On the more obviously entertaining side, Gayraud peppers her text with references to all sorts of pop music: Ice Cube, the Rolling Stones, Aaliyah, King Krule, R. Stevie Moore. (Unfortunately, the aforementioned YouTube playlists don’t actually do justice to her diverse tastes.) “Pop,” as these references demonstrate, is a term she understands quite broadly. One of the most compelling early portions of Dialectic of Pop examines how pop implies the possibility or promise of the popular—something that the masses could like but may not actually enjoy. This ties to the “dialectic” of the book’s title, too: pop is encompassing enough to include even those songs that are adamantly against it. This is, she argues, how pop defines itself. It exists because it will always have its naysayers (even if these naysayers usually end up enjoying other pop).
Pop, Gayraud convincingly contends, is full of contradictions. Dialectic of Pop’s second part considers a number of terms that are central to pop and analyzes their internal inconsistencies: “authenticity,” “hit,” “progress.” These sections are essential reading for music writers, who will gain new insights into pop-crit concepts that can tend towards cliché and generality. A lot of folks already know that pop equals art, but Gayraud’s monograph helpfully situates that knowledge within a precise delineation of key debates in popular music and their history.

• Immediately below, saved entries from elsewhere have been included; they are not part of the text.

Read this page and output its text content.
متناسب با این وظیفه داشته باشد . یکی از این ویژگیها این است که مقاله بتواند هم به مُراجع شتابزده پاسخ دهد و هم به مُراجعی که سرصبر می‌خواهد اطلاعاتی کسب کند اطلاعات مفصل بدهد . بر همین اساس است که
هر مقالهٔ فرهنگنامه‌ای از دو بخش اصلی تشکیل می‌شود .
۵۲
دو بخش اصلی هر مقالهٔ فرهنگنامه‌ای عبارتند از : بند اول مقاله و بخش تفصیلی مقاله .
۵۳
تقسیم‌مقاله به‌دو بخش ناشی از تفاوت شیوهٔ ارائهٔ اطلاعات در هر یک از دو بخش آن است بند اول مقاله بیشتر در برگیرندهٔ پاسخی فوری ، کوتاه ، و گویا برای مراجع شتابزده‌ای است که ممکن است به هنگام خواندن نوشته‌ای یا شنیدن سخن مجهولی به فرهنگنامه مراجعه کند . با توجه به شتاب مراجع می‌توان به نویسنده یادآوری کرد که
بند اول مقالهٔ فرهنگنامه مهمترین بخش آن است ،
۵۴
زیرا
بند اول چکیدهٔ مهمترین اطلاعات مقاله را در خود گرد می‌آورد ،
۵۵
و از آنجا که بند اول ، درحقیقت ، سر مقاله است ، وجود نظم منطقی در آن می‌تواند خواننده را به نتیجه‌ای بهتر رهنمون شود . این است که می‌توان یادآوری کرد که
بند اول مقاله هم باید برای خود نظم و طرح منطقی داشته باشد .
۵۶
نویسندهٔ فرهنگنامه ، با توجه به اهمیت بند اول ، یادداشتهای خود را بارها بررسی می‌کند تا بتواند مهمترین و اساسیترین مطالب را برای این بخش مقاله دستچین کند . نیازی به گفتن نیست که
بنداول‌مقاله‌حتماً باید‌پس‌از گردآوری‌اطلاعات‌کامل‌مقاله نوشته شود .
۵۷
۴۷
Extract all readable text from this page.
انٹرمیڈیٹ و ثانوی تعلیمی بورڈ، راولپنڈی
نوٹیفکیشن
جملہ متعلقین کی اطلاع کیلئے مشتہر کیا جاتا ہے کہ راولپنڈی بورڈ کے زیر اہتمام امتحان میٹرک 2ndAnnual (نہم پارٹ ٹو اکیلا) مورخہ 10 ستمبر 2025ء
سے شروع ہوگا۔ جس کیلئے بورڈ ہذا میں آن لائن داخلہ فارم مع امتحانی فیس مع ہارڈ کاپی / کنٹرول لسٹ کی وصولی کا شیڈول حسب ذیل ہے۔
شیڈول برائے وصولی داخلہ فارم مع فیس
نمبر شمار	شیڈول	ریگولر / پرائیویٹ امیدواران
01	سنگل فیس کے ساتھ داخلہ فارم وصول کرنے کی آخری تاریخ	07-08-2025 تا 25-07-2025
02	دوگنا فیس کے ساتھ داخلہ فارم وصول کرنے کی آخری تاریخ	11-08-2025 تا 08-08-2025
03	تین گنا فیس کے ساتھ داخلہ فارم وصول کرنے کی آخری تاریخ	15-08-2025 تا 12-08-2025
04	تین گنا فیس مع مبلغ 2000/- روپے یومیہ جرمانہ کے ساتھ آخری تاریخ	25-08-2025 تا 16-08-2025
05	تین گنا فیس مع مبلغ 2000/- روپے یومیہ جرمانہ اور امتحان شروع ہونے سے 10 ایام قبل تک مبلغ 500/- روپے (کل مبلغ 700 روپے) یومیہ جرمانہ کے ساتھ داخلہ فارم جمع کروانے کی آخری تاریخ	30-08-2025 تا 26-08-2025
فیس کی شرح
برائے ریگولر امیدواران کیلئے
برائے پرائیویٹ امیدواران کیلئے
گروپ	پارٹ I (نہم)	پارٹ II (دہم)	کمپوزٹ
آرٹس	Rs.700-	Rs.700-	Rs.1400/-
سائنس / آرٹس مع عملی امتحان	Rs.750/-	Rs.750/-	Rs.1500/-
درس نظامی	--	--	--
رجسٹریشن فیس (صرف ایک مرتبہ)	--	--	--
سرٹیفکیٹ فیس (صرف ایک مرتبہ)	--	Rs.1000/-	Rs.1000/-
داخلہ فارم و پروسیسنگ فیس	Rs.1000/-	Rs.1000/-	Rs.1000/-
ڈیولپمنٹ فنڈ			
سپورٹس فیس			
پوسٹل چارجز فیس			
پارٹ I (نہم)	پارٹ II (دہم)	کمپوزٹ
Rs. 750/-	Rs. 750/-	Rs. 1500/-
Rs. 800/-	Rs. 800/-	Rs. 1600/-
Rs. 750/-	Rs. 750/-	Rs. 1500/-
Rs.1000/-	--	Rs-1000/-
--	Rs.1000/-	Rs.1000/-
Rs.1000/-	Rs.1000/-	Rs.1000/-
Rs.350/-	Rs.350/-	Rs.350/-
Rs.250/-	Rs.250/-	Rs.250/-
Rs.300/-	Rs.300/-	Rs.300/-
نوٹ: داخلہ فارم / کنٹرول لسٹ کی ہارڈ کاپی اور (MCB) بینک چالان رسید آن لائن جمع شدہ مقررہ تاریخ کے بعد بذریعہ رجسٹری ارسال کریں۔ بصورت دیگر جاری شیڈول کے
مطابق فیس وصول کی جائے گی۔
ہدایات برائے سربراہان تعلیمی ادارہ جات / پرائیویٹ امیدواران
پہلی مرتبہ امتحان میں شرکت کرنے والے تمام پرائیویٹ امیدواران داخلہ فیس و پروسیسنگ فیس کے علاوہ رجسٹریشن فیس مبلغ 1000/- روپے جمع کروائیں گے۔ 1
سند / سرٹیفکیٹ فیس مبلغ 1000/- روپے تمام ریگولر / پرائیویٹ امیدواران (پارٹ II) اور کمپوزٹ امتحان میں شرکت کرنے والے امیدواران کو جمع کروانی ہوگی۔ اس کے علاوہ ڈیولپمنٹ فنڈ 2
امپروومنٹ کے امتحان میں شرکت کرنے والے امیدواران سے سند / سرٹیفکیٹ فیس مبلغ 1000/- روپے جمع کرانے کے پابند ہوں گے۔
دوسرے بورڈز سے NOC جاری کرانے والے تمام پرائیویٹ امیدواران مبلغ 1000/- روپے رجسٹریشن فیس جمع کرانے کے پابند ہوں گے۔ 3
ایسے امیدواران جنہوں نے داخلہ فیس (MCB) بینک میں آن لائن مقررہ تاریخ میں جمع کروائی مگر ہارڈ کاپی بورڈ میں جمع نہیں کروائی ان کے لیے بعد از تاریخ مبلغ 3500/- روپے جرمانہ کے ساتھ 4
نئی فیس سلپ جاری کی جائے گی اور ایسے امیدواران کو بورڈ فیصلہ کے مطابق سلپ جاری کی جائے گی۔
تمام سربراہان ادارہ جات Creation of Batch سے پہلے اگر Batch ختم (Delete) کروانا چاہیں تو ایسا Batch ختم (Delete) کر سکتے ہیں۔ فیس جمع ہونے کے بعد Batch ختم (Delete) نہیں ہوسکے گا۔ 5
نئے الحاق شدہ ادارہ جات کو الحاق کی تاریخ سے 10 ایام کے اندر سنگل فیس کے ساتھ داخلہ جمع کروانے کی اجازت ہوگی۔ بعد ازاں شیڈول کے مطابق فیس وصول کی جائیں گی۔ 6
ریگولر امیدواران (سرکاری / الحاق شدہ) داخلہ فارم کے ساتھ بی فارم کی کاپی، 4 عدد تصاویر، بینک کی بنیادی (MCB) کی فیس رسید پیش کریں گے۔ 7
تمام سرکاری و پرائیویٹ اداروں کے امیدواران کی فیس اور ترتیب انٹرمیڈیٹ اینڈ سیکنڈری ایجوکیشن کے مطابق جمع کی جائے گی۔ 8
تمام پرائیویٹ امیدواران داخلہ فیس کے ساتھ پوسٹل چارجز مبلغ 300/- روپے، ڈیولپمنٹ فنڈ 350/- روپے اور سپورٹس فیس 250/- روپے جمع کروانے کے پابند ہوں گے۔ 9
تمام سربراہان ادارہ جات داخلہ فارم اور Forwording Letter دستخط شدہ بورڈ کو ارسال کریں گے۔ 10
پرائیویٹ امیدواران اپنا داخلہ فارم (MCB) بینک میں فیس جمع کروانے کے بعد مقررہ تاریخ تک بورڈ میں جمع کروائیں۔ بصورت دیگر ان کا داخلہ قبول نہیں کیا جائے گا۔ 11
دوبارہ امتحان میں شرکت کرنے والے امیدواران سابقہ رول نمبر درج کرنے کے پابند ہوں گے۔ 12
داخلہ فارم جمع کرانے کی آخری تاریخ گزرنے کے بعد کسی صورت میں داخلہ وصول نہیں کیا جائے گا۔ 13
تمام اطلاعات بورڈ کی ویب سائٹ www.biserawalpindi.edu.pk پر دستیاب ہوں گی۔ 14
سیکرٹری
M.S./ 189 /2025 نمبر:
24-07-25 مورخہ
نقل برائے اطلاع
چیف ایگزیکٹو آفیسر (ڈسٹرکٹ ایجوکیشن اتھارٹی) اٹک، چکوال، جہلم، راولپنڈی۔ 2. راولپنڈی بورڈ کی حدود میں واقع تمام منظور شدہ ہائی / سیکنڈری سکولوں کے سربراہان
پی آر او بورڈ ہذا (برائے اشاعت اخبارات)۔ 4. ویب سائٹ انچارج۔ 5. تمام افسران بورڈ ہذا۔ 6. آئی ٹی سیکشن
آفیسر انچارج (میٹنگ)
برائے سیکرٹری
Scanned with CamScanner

In her conclusion, Gayraud takes on the future of pop. If we started with something like blues or folk or spirituals and ended up at Post Malone, who can predict how the sound of pop will develop next? Nobody, she implies. But Dialectic of Pop maintains that whatever comes next will continue to maintain a vital democratic dream, some utopia where people and parties and the sublime can combine in perfect and contested harmony.